D’ici à deux ans, il sera possible de greffer des têtes. Du moins, telle est la prédiction du neurologue italien Sergio Canavero. Dans la revue Surgical Neurology International, ce médecin évoque très sérieusement cette possibilité, comme l'explique le journaliste Pierre Barthélémy sur son blog Passeur de Science. Ici, on est loin du mythe de Frankenstein mais bel et bien dans la réalité : Sergio Canavero dit s'inspirer directement de travaux méconnus d'un autre chercheur, Robert White.En 1970, ce dernier avait miraculeusement réussi à greffer la tête d'un singe sur le corps d'un autre singe en état de mort cérébrale. Selon Sergio Canavero, il serait désormais possible d'en faire de même avec des humains en sectionnant la moelle épinière de manière nette avant de la reconnecter sur un nouveau corps. Il suffirait ensuite de faire fusionner les deux parties du corps à l'aide de deux polymères, le polyéthylène glycol (PEG) et le chitosane.

Une longue convalescence au programme

Le neurologue a même établi le profil type des personnes qui pourraient bénéficier de cette opération miraculeuse : le donneur doit être en état de mort cérébrale mais avoir un corps en bon état. Le receveur (celui qui bénéficie du corps) serait quant à lui tétraplégique ou atteint d’un cancer, tant que cela ne touche pas le cerveau.
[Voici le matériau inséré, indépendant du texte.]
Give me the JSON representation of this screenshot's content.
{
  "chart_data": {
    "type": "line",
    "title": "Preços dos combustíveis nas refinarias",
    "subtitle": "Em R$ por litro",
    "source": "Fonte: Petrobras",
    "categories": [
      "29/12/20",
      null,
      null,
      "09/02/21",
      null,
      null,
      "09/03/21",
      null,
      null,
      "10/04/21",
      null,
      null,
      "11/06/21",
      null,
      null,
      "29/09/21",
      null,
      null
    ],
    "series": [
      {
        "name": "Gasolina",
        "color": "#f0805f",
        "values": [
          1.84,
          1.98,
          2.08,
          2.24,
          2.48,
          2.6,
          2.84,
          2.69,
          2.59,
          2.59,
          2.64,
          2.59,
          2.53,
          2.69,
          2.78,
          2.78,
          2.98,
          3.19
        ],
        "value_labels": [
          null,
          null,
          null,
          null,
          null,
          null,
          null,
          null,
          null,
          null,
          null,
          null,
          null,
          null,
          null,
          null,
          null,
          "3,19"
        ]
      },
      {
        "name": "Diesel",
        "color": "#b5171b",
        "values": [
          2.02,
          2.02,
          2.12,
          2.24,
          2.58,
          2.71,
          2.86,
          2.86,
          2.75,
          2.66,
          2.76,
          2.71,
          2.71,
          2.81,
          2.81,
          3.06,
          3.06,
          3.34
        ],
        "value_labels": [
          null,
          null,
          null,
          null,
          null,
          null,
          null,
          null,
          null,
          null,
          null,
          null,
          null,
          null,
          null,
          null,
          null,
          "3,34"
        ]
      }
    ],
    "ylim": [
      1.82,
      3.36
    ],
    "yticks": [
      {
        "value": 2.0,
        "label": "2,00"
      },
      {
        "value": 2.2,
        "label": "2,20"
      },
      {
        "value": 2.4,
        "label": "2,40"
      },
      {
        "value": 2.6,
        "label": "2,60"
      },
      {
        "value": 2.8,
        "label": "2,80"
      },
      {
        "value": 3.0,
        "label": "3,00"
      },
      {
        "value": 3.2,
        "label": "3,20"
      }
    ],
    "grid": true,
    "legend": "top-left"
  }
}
Dans la salle d'opération, deux équipes de chirurgiens travailleraient simultanément. La première plonge la tête du receveur en hypothermie pour préserver le cerveau, tandis que la deuxième prépare le corps du receveur.
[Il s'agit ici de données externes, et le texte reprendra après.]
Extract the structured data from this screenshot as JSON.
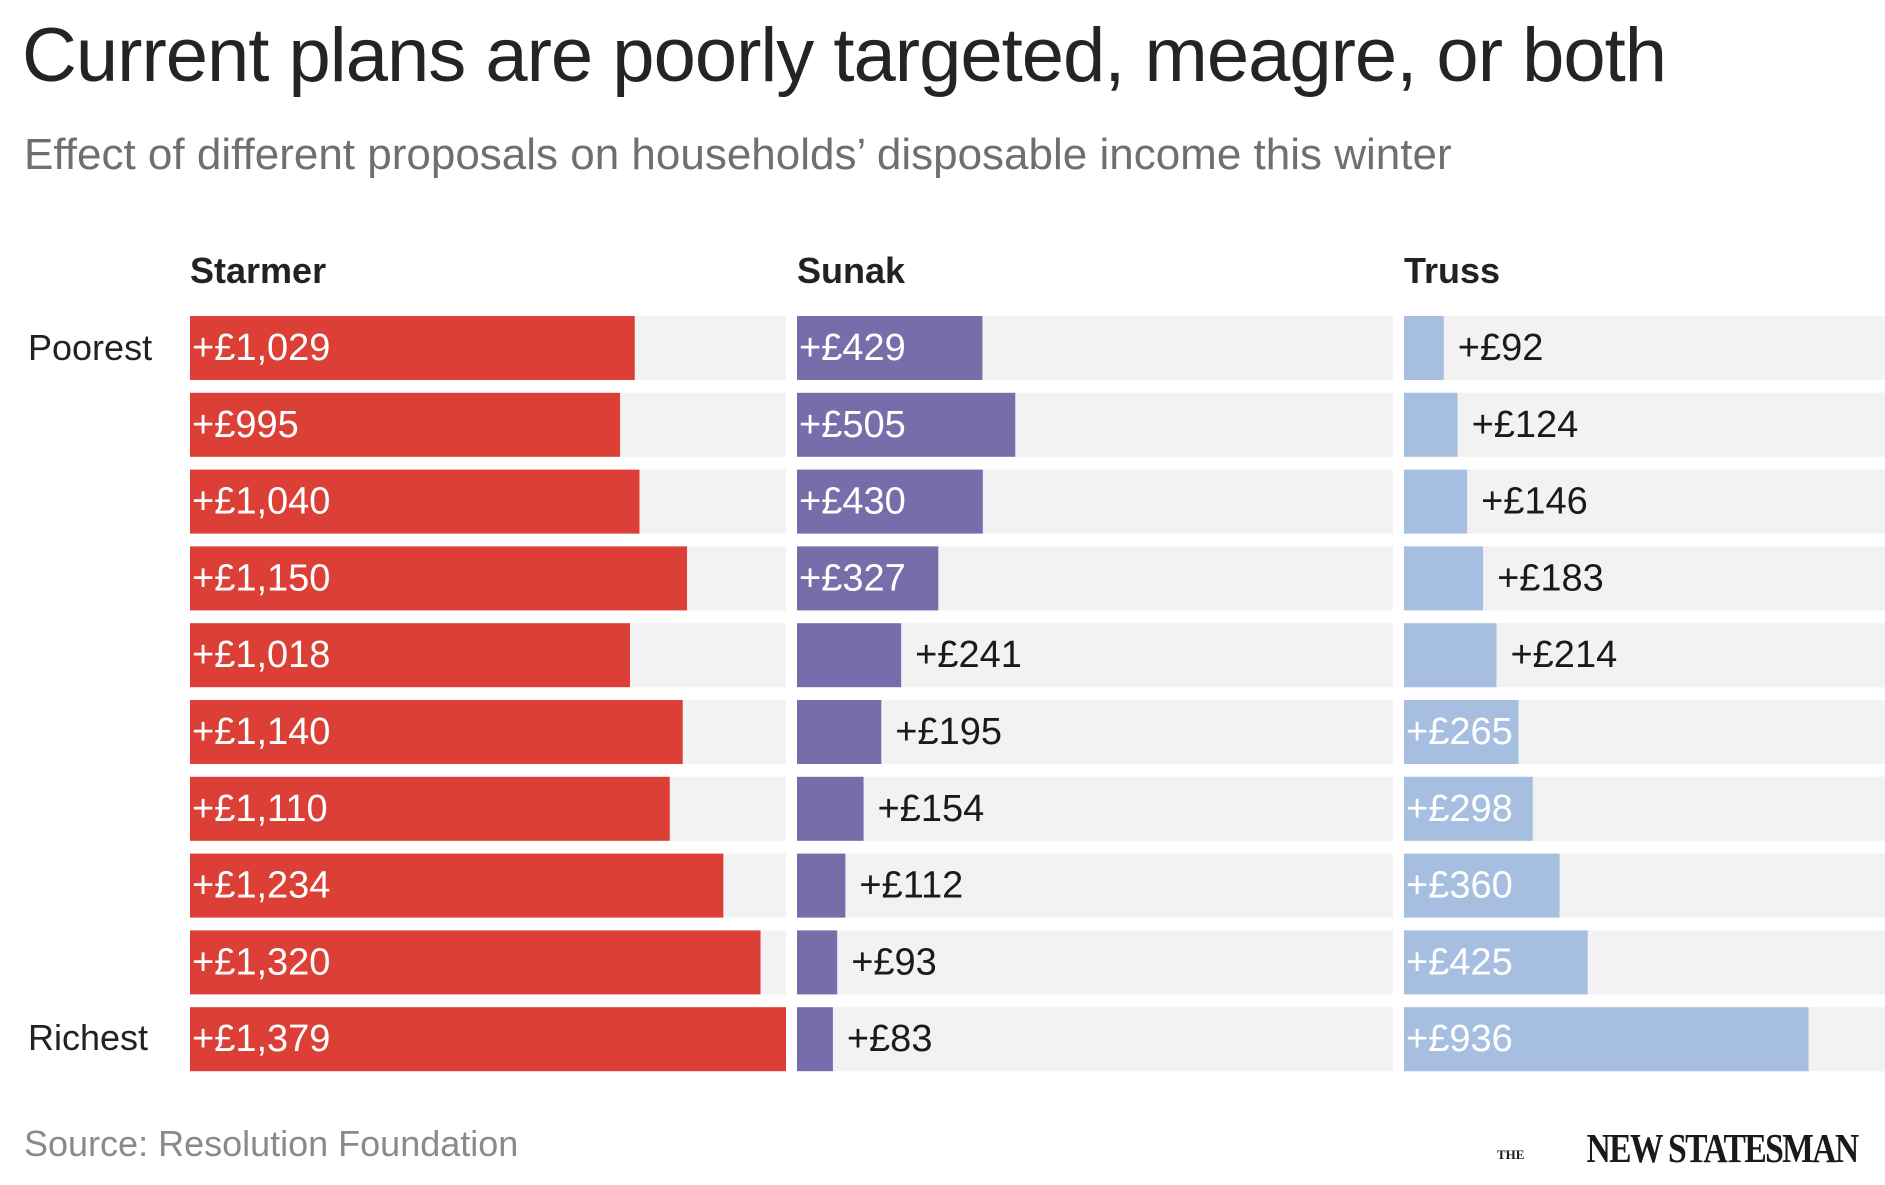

Les moelles épinières des deux corps sont ensuite sectionnées en même temps. Tout est une question de vitesse : la tête du receveur en hypothermie est transférée sur le corps du donneur avant de « reconnecter » le tout à l'aide des polymères. Enfin, les chirurgiens s'occupent des derniers tissus à réparer (nerfs, artères…). Si le patient survit, il doit alors entamer une longue convalescence, à commencer par un traitement anti-rejet pour le greffon, une thérapie pour s'adapter à son nouveau corps et des séances de kinésithérapie pour réapprendre à bouger.

La bioéthique au cœur du débat

Si sur le papier tout semble programmé, il faut néanmoins prévoir deux ans avant de voir une telle greffe se réaliser. Le temps de réunir des chirurgiens capables de maîtriser cette opération ainsi que l'argent nécessaire. "Dix millions d’euros, soit moins que le salaire d’un footballeur", estime le médecin italien dans les colonnes du journal suisse Le Matin. Il n'empêche que ce projet fait déjà des émules auprès de nombreux scientifiques, qui mettent en avant les questions d'éthique.

Première particularité : si l’on part du principe qu’une telle opération puisse réussir, le patient pourrait vivre une vie normale et donc se reproduire. Mais l'enfant ne sera pas véritablement le sien car ses gamètes ne seraient pas de lui (ou d'elle), mais celles du corps du donneur. Autre risque, celui de "tomber sur des médecins peu scrupuleux", précise Sergio Canavero au journal Suisse. De quoi amener de nombreux débats dans le cadre de lois sur la bioéthique qui ne font déjà pas l'unanimité.